Kids project: Micro-loans to women entrepreneurs

As part of many city-wide initiatives meant to encourage preventive behaviors, when the kids got their Covid vaccine they each received a cash incentive. So we started talking about donating part of that money, and Kiva came up as an option for investing for social impact (the ‘investment’ being in social capital, not profit).

There’s been much debate over the years over how impactful investing through Kiva really is. Middleman MFIs (microfinance institutions) who are on the ground provide micro-loans to populations otherwise considered too ‘high risk’ by traditional banking institutions. And Kiva offsets those risks for the MFIs. The pros and cons are discussed at great length on blog posts, business reviews, white papers and in the literature. But all things considered, there’s a case for leveraging models such as Kiva’s and MFIs for empowering people around the world who are unable to access financing tools.

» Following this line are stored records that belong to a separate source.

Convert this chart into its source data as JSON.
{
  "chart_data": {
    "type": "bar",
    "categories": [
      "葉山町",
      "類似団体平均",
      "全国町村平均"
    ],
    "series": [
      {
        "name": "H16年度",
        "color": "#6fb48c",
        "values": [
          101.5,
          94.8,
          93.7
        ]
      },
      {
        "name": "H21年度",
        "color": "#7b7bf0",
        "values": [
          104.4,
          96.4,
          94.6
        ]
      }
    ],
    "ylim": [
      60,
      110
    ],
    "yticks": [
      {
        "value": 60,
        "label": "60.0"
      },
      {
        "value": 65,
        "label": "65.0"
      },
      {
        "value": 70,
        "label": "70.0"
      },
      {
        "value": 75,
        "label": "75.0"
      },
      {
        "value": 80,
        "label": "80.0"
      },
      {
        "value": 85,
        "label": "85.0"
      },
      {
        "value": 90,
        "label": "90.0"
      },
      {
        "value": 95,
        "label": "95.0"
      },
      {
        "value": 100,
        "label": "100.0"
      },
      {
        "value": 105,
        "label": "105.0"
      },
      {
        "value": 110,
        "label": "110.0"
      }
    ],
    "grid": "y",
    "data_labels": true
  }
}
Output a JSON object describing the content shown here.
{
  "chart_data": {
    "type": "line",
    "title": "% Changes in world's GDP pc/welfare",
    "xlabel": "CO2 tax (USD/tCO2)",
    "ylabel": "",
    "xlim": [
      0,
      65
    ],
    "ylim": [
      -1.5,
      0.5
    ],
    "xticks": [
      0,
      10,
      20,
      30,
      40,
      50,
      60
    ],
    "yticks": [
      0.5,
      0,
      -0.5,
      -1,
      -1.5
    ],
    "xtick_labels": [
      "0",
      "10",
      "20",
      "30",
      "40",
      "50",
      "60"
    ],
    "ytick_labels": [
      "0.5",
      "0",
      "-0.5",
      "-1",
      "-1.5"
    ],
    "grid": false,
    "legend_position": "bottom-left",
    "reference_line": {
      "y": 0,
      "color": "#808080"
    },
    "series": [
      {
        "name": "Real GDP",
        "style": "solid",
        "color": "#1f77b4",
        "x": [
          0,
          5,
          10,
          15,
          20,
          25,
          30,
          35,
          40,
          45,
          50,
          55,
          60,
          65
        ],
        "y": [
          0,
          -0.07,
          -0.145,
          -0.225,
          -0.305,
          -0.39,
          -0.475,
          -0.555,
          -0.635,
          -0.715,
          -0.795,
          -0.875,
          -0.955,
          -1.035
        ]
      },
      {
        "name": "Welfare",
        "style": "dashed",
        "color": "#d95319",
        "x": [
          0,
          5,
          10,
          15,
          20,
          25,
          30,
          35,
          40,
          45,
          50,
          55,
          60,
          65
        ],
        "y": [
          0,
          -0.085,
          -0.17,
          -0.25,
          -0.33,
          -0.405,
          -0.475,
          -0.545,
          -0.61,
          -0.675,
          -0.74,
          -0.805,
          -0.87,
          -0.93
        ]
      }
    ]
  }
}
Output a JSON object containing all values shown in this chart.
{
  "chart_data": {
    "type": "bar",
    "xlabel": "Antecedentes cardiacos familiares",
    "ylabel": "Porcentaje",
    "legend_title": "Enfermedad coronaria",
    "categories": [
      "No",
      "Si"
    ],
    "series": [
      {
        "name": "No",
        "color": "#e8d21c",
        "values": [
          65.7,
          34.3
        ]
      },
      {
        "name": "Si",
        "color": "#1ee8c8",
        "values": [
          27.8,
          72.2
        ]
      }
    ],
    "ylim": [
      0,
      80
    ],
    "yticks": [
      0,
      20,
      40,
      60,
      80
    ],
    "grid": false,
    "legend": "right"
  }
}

The kids spent some time looking through borrower profiles to learn about the different businesses in various countries. They ended up deciding to support two women with small farms. One is a mother of three in Mali, who will use her loan to purchase seeds and insecticides in order to have a good season. Someday she’s hoping to have a motorized water pump to make production easier. The other, in Ecuador, also has a family, and will use her loan to buy farming supplies and hire workers, to improve her crop of beans.

At this time of the year there’s a 1:1 match for investors, from Kiva’s corporate partners – bonus for stretching the small investments made on the platform.

As a postscript:

I’m a big believer in women being the foundation for lifting families and future generations out of poverty, and how important it is to secure their rights, ensure their education, and support their businesses. My Khmer tutor in Phnom Penh helped girls from her village in Kampong Thom by supporting their secondary education and even university for some.

Some of us former students who went back to our home countries helped raise funds for sending the girls to school. Each girl received a package which included tuition fees, a bicycle, clothes, school supplies, and other associated needs. Included in that package is the opportunity costs to her family for losing a set of hands to help earn money.

This effort has its challenges. Sometimes a girl will be forced to leave school because she’s the only one who can care for an elderly or newborn. One of the girls I learned a lot about was married off by her father – as soon as she graduated from university! – to an uneducated man who didn’t want her taking a job, and kept her home to raise kids. I was shocked. What a loss! But I also eventually learned that her kids are growing up to value their education and role in helping the family.

See the girls on their Facebook page.

“Proteep” (ប្រទីប) means light. In Cambodia, many girls are denied an education because families are too poor and choose to send their son to school instead. Yet when a girl goes to school, the cycle of poverty can be broken and the benefits can last for generations. As Mme. Soun Neang says, “I see the difference between my own life and my older sister who never went to school.”

Drawing inspiration from her own story, in 2004, Mme. Suon Neang decided she wanted to make a difference and began to provide scholarships to girls from poor families who would not otherwise have gone to school or been able to complete their education. She selected four girls who were good students and had completed third grade. These girls have since completed their university education.